# Electrostatic potential question:what does "Slowly" indicate

1. Sep 30, 2015

### gracy

A charge s moved in an electric field of a fixed charge distribution from point A to another point B SLOWLY.The work done by external agent in doing so is 100J.What is the change in potential energy?Now that is not my actual question.I want to ask what does "SLOWLY" indicate?I know to apply the formula below change in Kinetic energy has to be zero
work done (external)=change in potential energy
for that change in velocity should be zero and for that if particle was at rest initially it should be at rest afterwards and if it was moving with certain velocity it should be moving with the same velocity afterwards thus acceleration should be zero.
But why then question does not mention that acceleration is zero?And why does the question say" slowly"?

Last edited: Sep 30, 2015
2. Sep 30, 2015

### Bystander

It's just one of many ways to indicate/say that a process is being done reversibly.

3. Sep 30, 2015

### gracy

why is reversibility needed?

4. Sep 30, 2015

### DocZaius

I do not see why this has to be done slowly. If the following happens, quickly or slowly, the gained potential energy should be 100 J:

1) A charge is at point A in the static electric field and has kinetic energy x.
2) The charge moves from point A to point B in the static electric field while an external force is applied to it such that the work done on it by that external force is 100 J and such that only the electric and external force are acting on it.
3) The charge is at point B in the static electric field and has kinetic energy x.

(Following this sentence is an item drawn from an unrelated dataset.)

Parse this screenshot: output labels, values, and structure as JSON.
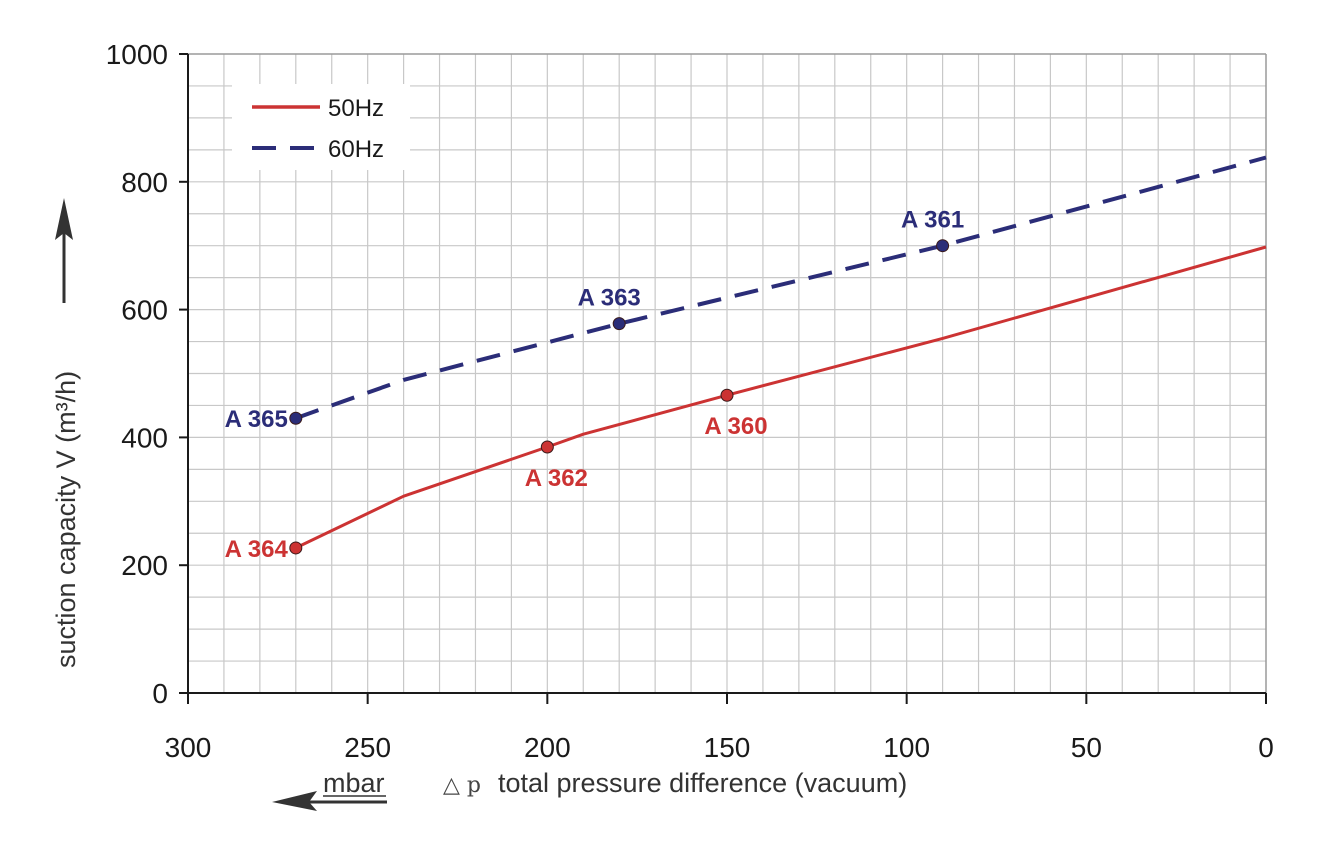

if $\int_A^B F_{ext}\,ds=100\,J$ then the change in potential energy is 100 J.

Last edited: Sep 30, 2015
5. Sep 30, 2015

### Khashishi

Slowly implies that the radiation due to accelerated charges is negligible. If you try to move the charge quickly or jerkily then you will lose some energy in electromagnetic waves.

6. Sep 30, 2015

### gracy

But my teacher said Slowly " in this case means that there is no change in kinetic energy of the particle.

7. Sep 30, 2015

### nasu

Doc Zaius

Yes, but you know that the KE does not change. This may be possible if the external force equals the electrostatic force at any point or if it varies in such a way to ensure the net work to be zero.

Moving it slowly is just and awkward way to say that the kinetic energy can be neglected (assuming it starts from rest).
These complication are due to the unfortunate idea to define potential energy in terms of some external forces rather than using the standard definition.

8. Sep 30, 2015

### DocZaius

Calling it awkward is an understatement. Why have your students scratch their heads about whether "slowly" is meant to convey that no energy is lost to radiation, or whether "slowly" means that there is no change in kinetic energy? By the way, the latter interpretation is an odd one indeed. You could move the charge "slowly" and still have it gain kinetic energy.

Why not instead just explicitly state that the charge's kinetic energy does not change, and let the student concentrate on the concepts that you mean to have them concentrate on? This isn't directed at you of course, nasu. It's just this reminds me of the frustrations I experienced as a student while encountering completely unnecessary points of confusion.

9. Sep 30, 2015

### nasu

I agree with you. I was just trying to understand the motives of the authors of the problem.
I would not introduce any external force in the definition of PE.